Auch mit Blick auf ausländische Fachkräfte, die die FDP offenbar im Blick habe, könne der Fokus auf Englisch allein womöglich zu eng sein, vermutet Wieland. Der Bundeszuwanderungs- und Integrationsrat (BZI) ist ebenfalls nicht begeistert.

„Sollte Englisch als zweite Amtssprache eingeführt werden, müssten unter anderem alle Justizangehörige ,gerichtsfest’ Englisch können“, moniert der Vorsitzende Memet Kilic. Der Jurist hält das Vorhaben der Liberalen für realitätsfern und die gute Absicht damit für verfehlt. Die gute Absicht ließe sich besser gestalten, meint er: „Etwa wenn der Staat auf bestimmten Gebieten die Dolmetscherkosten übernehmen und dadurch einer größeren Gruppe in der Bevölkerung helfen würde, die der deutschen Sprache nicht mächtig ist.“

Deutscher Beamtenbund lehnt Vorstoß ab

Positiver reagierte die Beauftragte der Bundesregierung für Migration, Flüchtlinge und Integration Reem Alabali-Radovan (SPD) auf den Vorstoß: „Wir machen Deutschland zu einem modernen Einwanderungsland. Es ist eine Freude, dass die Regierungskoalition mit vereinten Kräften an einem Strang zieht.“ Sprache sei der Schlüssel zu gelungener Integration.

Dagegen ist der Deutsche Beamtenbund. Der Vorstoß der FDP impliziere dass kein Mensch in der Verwaltung Englisch spricht, und jene, die es vielleicht könnten, sich beharrlich weigern, sagte Sprecherin Britta Ibald dem Tagesspiegel.

„Das ist nicht nur schlichtweg falsch, sondern eine ziemlich unverschämte Unterstellung. Natürlich ist es nicht überall Oxford-Niveau, aber Englisch ist nicht zuletzt aufgrund der veränderten Schul- und Ausbildung mittlerweile durchaus gelebte Verwaltungspraxis.“ In der Praxis sei es außerdem so, dass Arabisch, Farsi und Französisch gefragt seien.

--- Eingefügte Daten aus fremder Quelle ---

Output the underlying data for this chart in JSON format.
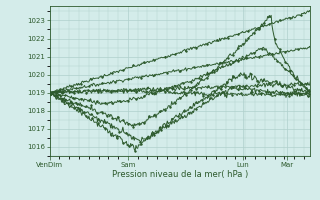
{
  "title": "Pression niveau de la mer( hPa )",
  "bg_color": "#d4ecea",
  "grid_color": "#b0d0cc",
  "line_color": "#2d5a2d",
  "ylim": [
    1015.5,
    1023.8
  ],
  "yticks": [
    1016,
    1017,
    1018,
    1019,
    1020,
    1021,
    1022,
    1023
  ],
  "xtick_labels": [
    "VenDim",
    "Sam",
    "Lun",
    "Mar"
  ],
  "xtick_positions": [
    0.0,
    0.3,
    0.74,
    0.91
  ],
  "figsize": [
    3.2,
    2.0
  ],
  "dpi": 100
}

„Ein pauschales Englisch-Gebot hilft uns nicht weiter. Dass wir keine Fachkräfte gewinnen, weil der Staat angeblich nicht genug Englisch spricht, ist eine Behauptung, die faktisch überhaupt nicht belegt ist.“ Sie kritisiert auch FDP-Chef Christian Lindner. „Wenn der Bundesfinanzminister sagt, gerade gibt es kein Geld für Investitionen, dann betrifft das eben auch unmittelbar die Beschäftigten und ihre Qualifikationen.“

Auch die Grünen zeigen wenig Begeisterung

Bei den Grünen bleiben Begeisterungsstürme ebenfalls aus. „Die dringend benötigte Arbeitskräfte-Einwanderung erreichen wir nicht durch zusätzliche Amtssprachen.
Nachhaltig erfolgreiche Migration liegt in der Praxis häufig in qualitativ hochwertiger Betreuung und Beratung von Migrantinnen und Migranten sowohl in den Herkunftsländern als auch im Inland. Darauf müssen wir uns konzentrieren“, sagte Misbah Khan, Mitglied des Ausschusses für Inneres und Heimat, dem Tagesspiegel. Für eine zweite Behördensprache spricht sich der Sachverständigenrat für Migration und Integration aus: „Wir sind so stolz auf die Fremdsprachenkenntnisse, die bei uns gelehrt werden, warum diese nicht auch in den Behörden zum Einsatz bringen? Wenn es uns gelingt, eine gemeinsame Sprache zu finden, gelingt es uns sicher auch mehr Arbeitskräfte und mehr Integration zu erreichen“, sagte Birgit Leyendecker vom SVR im Gespräch mit dem Tagesspiegel.